The Bureau of Economic Analysis released its Inflation report on Friday called Personal Consumption Expenditures or PCE. This is also the Federal Reserve’s favorite report when it comes to measuring inflation. In this report, we saw that inflation rose 0.4% in September, which came in slightly higher than estimates. On a yearly basis, PCE decreased from 3.5% to 3.4%, which is in line with the estimates. Core PCE, which strips out food and energy prices, and is the main focus of the Federal Reserve, rose 0.3% but decreased from 3.9% to 3.7% year over year. This came in line with the estimates forecasted.
Digging deeper into this report we saw that personal income rose 0.3% last month, however, personal spending rose 0.7%, which was above estimates.
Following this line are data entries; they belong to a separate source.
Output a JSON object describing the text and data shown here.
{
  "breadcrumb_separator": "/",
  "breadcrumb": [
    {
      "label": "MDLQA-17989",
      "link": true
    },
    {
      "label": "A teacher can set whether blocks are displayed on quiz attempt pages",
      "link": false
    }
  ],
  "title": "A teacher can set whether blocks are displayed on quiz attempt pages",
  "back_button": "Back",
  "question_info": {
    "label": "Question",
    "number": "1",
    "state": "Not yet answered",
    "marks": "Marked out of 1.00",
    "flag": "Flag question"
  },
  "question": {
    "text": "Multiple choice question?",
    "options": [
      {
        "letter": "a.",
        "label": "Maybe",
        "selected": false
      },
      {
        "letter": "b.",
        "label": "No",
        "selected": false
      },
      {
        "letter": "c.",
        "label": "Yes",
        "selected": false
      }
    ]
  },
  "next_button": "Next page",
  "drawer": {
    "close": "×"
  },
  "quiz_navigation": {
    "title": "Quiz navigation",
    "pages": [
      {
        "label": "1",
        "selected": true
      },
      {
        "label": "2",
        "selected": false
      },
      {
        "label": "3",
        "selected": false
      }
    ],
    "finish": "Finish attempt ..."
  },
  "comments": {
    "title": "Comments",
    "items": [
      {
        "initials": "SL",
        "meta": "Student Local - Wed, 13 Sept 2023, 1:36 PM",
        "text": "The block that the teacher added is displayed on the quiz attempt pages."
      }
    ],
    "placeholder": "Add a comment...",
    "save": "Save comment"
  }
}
The savings rate has been steadily falling and, in this report, it fell some more to just 3.4%. The savings rate was at 5.3% just back in May of this year and almost hitting 8% in early 2020. During the worst parts of the Great Recession, the savings rate was 2.4%. We do see that consumers are spending, especially in Q3 of this year. We saw this evident in the Q3 Gross Domestic Product report, but the current pace of spending is not sustainable. We see this based on the rate of savings depleted and outstanding credit increasing.
A silver lining is that as inflation falls, interest rates follow. Historically, this relationship has been woven much tighter but because the Fed has had a very tough stance of late, the relationship has grown a bit further. As inflation continues to lessen and as the Fed loosens up its policy and begins to speak with more of a dovish or accommodative tone, we will see interest rates begin to improve.